Topbaş, Göztepeye cami konusunda tartışmalara son noktayı koydu. İrem BARUTÇU'nun röportajı
Abone ol İrem BARUTÇU RöportajıKaynak: www.bugün.com.tr
Artvin Yusufelide doğdu... Gelgelelim babası 1928 yılında İstanbula gelmiş ve 1935 yılında ilk müessesesini açmıştı. İşte o müessese bugün pek çok semtte şubesi olan Saray Muhallebicisi olarak bilinecekti. Kadir Topbaş ise o günleri, Babam tatillerde bizi de dükkâna götürürdü. O yıllarda kentin yegane aktivite merkezi Beyoğlu idi... Biz de bayramlıklarımızı giyer, saçlarımızı tarar ve Beyoğluna çıkar idik. Kısa pantolonlu dönemimden bahsediyorum diye anlatacaktı... İşte o delikanlı, önce ilahiyat, sonra mimarlık tahsili görecek, sanat tarihi doktorası yapacak ve gün gelecek İstanbula Belediye Başkanı olacaktı...
- Sayın Başkan kar, bu kez ne sizin, ne de bizim için azaba dönüşmedi. Geçtiğimiz yıllarda hangi yanlışı yapıyorduk?

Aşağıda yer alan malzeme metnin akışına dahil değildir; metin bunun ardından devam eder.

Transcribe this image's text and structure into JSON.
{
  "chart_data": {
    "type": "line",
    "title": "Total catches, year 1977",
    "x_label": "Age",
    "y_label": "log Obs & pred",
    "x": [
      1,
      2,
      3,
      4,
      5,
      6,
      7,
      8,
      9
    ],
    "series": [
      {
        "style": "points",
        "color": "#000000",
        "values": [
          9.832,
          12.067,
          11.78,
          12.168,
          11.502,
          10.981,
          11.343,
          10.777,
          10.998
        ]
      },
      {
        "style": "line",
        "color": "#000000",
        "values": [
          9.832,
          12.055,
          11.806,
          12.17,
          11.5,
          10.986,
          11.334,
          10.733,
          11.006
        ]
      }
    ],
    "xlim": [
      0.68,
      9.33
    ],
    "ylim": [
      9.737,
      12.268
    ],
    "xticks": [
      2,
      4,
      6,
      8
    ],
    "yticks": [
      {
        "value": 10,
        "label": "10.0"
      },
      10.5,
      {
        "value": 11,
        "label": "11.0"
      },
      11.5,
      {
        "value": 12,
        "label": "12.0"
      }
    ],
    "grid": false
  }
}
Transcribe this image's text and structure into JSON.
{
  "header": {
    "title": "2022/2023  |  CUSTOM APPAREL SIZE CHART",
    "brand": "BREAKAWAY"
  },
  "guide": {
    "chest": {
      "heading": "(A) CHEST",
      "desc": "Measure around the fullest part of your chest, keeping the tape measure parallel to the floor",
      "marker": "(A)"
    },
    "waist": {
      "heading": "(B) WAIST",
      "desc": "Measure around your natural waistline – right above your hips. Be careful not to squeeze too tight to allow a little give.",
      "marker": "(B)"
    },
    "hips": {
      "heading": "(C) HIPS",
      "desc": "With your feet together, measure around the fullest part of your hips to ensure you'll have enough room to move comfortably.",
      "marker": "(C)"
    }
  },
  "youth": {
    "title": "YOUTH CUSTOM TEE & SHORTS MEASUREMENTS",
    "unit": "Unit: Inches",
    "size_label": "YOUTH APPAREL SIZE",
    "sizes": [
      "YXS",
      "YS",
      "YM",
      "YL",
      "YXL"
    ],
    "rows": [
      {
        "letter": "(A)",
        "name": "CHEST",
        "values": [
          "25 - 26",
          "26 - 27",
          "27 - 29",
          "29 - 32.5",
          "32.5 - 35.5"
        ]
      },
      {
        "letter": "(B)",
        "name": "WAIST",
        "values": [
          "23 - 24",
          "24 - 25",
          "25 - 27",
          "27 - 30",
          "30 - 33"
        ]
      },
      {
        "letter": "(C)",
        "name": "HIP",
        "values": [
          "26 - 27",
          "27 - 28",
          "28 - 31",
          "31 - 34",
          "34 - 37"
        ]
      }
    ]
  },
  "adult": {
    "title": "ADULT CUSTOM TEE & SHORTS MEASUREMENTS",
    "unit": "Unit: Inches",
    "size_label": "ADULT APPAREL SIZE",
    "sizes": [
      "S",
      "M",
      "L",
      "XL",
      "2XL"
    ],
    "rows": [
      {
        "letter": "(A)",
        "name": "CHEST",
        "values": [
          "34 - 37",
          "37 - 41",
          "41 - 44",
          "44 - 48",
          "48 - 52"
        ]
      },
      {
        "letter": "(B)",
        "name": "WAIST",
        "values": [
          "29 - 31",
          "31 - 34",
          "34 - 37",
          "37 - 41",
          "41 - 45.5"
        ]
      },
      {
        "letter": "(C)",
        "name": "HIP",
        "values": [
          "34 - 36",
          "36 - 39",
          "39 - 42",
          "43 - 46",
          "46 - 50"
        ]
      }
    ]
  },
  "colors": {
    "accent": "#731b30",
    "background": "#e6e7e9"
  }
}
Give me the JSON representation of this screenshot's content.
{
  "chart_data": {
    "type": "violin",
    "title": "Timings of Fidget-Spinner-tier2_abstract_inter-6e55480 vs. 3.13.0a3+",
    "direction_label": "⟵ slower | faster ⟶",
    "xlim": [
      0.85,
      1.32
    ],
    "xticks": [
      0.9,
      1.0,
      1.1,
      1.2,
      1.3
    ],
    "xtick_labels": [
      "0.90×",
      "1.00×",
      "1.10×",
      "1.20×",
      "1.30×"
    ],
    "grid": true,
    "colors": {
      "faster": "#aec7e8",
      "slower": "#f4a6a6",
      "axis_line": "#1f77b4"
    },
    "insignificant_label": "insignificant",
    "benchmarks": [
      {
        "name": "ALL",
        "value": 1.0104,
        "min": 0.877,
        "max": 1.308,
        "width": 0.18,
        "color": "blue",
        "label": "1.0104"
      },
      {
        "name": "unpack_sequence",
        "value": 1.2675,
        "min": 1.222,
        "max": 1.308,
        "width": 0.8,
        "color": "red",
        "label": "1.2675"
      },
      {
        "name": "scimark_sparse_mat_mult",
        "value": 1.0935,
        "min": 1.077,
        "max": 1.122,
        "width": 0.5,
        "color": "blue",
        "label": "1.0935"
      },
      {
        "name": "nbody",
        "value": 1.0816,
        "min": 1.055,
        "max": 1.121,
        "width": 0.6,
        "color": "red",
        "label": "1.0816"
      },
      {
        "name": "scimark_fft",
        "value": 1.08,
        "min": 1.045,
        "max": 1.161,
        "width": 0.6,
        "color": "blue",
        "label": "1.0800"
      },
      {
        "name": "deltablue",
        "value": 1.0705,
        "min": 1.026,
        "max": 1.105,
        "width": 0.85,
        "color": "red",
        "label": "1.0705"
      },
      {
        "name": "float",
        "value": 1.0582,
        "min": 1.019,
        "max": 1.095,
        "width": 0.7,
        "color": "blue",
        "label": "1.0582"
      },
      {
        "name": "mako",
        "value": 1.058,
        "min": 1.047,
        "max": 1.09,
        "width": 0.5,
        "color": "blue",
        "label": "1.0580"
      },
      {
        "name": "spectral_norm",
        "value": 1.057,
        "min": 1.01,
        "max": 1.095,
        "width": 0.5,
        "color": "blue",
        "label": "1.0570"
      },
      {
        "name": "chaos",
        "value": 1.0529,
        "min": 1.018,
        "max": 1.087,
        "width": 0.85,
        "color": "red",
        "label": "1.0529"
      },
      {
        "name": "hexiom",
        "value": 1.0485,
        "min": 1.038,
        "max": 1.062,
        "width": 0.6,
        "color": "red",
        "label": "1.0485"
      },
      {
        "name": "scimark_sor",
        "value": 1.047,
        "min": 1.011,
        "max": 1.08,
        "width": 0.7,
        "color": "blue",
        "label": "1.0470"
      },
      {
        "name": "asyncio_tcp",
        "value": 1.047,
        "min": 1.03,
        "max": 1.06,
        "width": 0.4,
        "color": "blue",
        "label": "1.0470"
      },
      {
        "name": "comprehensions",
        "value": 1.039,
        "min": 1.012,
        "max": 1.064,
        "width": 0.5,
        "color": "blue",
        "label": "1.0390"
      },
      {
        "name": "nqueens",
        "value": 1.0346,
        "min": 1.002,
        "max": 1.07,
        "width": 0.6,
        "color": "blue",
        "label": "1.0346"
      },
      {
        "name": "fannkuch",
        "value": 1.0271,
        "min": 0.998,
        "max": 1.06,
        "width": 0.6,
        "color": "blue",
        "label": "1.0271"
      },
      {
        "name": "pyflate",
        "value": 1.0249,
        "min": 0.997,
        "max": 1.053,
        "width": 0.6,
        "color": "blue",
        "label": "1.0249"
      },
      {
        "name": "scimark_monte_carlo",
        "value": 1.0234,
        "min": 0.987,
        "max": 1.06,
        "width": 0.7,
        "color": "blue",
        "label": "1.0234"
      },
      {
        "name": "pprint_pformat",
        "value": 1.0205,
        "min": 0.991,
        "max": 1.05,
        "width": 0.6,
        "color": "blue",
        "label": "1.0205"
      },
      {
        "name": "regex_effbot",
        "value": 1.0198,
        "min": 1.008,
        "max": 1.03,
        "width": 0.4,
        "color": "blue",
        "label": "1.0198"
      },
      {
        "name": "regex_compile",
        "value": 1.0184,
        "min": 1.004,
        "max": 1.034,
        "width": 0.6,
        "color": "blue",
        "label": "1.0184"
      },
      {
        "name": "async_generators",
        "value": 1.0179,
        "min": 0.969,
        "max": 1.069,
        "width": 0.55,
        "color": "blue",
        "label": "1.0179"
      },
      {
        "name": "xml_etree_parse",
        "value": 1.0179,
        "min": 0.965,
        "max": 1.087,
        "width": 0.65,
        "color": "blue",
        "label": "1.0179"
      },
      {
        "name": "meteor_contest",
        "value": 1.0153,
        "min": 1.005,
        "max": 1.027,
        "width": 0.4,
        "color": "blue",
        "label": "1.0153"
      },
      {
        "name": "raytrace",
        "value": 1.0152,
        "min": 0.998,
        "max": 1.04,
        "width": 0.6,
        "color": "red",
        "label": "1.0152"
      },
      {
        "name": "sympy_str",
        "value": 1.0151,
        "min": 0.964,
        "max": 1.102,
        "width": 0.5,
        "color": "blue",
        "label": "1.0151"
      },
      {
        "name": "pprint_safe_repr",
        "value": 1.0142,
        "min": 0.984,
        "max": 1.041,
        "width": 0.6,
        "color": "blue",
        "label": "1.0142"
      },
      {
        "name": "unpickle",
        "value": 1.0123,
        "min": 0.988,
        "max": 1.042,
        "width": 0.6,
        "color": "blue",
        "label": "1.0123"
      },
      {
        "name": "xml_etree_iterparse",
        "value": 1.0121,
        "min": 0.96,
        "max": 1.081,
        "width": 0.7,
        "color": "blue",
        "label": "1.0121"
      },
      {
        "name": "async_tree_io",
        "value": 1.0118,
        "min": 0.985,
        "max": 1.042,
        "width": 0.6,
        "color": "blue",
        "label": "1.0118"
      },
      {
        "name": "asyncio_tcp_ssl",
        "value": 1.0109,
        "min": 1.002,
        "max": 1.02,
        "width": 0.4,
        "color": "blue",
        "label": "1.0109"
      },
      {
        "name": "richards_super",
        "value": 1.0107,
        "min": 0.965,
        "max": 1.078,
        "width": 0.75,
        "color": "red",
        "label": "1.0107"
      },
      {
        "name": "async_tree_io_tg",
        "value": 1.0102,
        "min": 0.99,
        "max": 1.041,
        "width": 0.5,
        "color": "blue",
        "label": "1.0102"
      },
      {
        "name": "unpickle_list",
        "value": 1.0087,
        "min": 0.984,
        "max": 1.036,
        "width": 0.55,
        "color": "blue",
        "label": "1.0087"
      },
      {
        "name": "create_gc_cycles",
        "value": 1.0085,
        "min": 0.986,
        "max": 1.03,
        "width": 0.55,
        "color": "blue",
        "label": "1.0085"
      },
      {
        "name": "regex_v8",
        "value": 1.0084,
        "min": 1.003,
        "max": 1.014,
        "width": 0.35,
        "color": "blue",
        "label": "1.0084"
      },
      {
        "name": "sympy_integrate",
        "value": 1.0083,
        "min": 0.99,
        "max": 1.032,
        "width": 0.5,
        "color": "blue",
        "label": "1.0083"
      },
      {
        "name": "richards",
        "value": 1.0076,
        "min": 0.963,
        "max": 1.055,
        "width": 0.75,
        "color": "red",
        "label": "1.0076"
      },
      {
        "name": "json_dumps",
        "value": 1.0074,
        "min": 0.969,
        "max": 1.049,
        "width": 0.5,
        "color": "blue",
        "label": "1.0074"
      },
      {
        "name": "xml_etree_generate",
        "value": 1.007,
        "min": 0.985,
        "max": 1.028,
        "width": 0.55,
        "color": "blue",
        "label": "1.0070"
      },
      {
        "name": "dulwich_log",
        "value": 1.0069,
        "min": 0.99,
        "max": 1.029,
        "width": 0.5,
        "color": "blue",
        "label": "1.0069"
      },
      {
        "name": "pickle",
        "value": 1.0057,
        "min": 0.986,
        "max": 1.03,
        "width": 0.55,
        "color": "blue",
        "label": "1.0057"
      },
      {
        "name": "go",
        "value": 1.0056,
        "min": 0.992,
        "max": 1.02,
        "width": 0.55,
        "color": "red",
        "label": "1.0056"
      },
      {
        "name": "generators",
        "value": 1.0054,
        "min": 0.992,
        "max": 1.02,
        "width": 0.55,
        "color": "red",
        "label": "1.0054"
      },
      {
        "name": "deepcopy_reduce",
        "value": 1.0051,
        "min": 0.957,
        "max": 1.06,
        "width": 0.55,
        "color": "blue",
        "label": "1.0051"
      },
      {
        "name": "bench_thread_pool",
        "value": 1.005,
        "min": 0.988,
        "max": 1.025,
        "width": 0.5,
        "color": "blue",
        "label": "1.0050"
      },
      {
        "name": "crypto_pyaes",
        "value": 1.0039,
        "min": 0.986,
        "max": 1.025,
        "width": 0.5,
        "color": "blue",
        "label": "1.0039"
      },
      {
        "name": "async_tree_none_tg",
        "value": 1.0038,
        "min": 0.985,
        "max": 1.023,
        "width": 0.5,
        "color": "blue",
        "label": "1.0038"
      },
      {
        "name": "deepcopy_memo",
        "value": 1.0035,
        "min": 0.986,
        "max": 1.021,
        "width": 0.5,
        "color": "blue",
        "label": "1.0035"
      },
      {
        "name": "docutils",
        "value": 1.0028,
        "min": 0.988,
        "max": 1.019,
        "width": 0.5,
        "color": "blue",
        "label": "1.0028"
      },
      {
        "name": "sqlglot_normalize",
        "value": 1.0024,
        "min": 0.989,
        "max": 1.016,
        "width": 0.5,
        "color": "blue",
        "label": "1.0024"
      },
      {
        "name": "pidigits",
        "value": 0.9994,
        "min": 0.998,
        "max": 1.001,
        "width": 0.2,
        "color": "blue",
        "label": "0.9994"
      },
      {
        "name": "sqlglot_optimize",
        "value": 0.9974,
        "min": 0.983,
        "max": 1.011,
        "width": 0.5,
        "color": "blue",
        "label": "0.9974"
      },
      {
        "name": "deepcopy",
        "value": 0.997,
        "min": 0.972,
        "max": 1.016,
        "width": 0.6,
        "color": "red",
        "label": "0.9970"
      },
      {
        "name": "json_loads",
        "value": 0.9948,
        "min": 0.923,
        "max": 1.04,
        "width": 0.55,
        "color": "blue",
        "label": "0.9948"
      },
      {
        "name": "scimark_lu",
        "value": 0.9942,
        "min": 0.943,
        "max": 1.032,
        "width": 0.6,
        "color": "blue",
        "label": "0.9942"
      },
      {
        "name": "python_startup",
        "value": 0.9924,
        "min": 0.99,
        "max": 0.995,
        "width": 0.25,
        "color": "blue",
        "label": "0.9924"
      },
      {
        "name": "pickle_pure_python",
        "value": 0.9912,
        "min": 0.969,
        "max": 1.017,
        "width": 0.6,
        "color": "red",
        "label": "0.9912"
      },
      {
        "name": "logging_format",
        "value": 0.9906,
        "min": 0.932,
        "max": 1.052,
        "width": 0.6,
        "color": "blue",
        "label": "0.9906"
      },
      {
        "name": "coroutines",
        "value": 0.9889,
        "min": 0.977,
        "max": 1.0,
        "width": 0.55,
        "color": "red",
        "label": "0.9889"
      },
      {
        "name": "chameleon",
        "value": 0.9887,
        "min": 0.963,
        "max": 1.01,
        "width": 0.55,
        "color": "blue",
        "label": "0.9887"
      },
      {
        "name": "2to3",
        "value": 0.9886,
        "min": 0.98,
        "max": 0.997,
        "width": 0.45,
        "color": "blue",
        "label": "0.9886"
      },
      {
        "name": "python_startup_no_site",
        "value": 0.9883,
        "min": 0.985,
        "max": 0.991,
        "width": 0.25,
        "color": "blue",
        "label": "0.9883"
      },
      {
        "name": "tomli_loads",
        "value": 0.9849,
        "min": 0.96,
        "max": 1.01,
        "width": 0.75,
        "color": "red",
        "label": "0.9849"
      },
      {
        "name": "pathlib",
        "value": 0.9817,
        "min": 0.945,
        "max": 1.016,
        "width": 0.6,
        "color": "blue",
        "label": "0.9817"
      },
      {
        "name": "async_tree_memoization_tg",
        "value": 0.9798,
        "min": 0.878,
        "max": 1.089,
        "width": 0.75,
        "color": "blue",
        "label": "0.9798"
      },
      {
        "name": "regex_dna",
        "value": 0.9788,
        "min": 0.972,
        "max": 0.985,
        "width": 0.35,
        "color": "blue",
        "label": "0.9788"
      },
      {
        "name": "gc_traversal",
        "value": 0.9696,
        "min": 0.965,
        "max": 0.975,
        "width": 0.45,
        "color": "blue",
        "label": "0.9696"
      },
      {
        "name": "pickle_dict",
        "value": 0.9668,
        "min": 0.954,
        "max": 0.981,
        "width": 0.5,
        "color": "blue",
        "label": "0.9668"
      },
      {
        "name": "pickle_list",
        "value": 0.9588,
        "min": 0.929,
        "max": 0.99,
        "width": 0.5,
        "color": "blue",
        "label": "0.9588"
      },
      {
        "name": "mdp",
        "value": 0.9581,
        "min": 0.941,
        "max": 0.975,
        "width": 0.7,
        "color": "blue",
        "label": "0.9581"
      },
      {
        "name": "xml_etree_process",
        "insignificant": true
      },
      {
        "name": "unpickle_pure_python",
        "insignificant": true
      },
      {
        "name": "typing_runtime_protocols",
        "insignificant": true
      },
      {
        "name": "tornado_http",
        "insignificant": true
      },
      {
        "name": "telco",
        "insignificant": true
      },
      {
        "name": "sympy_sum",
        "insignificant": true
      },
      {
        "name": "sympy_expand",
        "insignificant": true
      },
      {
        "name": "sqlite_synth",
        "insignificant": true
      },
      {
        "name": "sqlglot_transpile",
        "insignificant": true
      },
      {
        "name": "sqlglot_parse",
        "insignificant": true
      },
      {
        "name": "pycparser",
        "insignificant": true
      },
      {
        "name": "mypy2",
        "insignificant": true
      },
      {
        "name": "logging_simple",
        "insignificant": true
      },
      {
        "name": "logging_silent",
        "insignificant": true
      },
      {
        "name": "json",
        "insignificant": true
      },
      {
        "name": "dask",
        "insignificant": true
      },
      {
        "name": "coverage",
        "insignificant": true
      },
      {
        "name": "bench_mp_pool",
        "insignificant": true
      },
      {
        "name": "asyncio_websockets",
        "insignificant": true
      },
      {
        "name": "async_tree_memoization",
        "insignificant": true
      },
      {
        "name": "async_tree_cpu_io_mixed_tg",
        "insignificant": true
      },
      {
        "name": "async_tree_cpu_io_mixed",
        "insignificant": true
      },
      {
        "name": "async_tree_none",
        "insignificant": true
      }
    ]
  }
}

Karla mücadeleyi kazandık, çünkü hazırlığımızı iyi yapmıştık. Göreve geldiğim ilk günlerde yapılan koordinasyon toplantılarında, o yıl, kar konusunda İstanbulda ciddi sıkıntılar yaşandığını vurgulamış ve sonraki kış için önlem almamız gerektiğinin altını çizmiştim. Çünkü o dönemde, (22 Ocak 2004de) ciddi bir kar yağışı olmuş, araçlar 10-12 saat yollarda kalmış, halk tedirgin olmuştu. Düşünün, modacılar, bir yıl sonraki sezonu çalışıyorlar!.. Biz de öyle yaptık. Öncelikle, karla mücadelede araç edinmemiz gerektiğini tespit ettik. Halbuki İstanbul yönetimleri, o güne kadar bunu önemsememişler, kar yağdığı zaman, basit araçlarla, müdahale etmeye çalışmışlar.
- Sonuç olarak?..
Araç- gereç alımlarını önerdim... Bu arada mevcut teknolojileri inceledik. Örneğin Moskovaya gittim Nasıl mücadele ediyorlar? düşüncesiyle incelemeler yaptım ve gerekli araçları temin ettim.
- Ne tür araçlar aldınız?
Kar küreme, tuz atmadan tutunuz da ağır vince kadar 681 tane aracımız var.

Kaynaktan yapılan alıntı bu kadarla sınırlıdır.